Figure 6. Characterization of PDI-induced MOMP and validation in model systems

(a) Mitochondrial MOMP assay using mouse embryonic fibroblast (MEF) and Bax/Bak double knockout (BBKO) MEF cells. Western blot analysis for Smac and Bak protein demonstrates that PDI-induced MOMP takes place in the absence of cytosol and is mediated by oligomerization of mitochondrial Bak (lanes 1–6; Bak-M, D, and T correspond to Bak monomer, dimer, and trimer respectively). The Bak protein is oligomerized via oxidation of cystein residues (lanes 7–10). Oligomerization of Bak and mitochondrial release of Smac is suppressed by inhibiting PDI with thiomuscimol (THIOM; lanes 11 and 12).

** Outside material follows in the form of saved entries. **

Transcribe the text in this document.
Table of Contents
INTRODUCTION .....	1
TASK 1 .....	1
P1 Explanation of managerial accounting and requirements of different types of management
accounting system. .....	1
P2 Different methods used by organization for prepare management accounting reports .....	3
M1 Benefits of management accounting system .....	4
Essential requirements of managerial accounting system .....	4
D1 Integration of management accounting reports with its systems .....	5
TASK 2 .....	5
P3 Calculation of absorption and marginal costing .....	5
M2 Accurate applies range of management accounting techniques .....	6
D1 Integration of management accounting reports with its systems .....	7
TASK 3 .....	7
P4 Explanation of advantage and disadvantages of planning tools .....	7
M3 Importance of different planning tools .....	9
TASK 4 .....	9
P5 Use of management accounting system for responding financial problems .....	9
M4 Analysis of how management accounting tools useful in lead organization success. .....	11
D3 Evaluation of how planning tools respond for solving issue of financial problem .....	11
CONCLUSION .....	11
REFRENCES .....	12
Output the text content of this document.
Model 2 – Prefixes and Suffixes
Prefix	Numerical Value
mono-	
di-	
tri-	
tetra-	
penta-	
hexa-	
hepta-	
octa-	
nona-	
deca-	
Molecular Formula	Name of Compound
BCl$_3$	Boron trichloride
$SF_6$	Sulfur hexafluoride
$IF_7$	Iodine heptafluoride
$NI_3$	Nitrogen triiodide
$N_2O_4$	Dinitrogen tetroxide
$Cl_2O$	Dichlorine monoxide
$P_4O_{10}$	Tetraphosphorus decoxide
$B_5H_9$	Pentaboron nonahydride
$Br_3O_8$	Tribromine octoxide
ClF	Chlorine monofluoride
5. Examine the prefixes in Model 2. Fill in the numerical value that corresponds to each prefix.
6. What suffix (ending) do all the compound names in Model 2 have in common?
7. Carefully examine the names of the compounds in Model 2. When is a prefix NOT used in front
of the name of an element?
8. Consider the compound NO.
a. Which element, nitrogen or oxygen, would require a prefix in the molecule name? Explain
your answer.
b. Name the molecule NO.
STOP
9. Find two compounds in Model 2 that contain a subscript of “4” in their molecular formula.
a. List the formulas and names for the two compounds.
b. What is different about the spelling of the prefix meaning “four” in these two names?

DSP= Dithiobis (succinimidyl) propionate; homobifunctional and membrane permeable crosslinker. (b) Schematic diagram of the rat corticostriatal brain slice assay (data in c–j). (c–e) Small molecule PDI inhibitors suppress htt-N90Q73-induced toxicity in brain slice MSNs (c) BBC7E8, (d) securinine, and (e) 16F16. (f) Knockdown of PDIA3 using a validated A3-3 shRNA targeting plasmid (Supplementary Fig. 6) suppresses htt-N90Q73 toxicity in brain slice MSNs. (g–i) PDI inhibitors and shRNA suppress APP/Aβ toxicity in brain slice pyramidal neurons (g) BBC7E8, (h) securinine, (i) 16F16, (j) PDIA3 shRNA. Controls and legend: YFP (transfection control), KW+CGS (chemical rescue of htt-N90Q73 by KW-6002 and CGS21680), NT (non-targeting shRNA), FMK (caspase inhibitor Boc-D-FMK, 100μM), PN (pyramidal neurons); yellow bars are inhibitor treated (PDI inhibitor or shRNA) htt-N90Q73 or APP/Aβ expressing cells; asterisks represent a statistically significant (ANOVA and Dunnett’s post hoc comparison test at the 0.05 confidence level) rescue of htt-Q73 or APP/Aβ toxicity.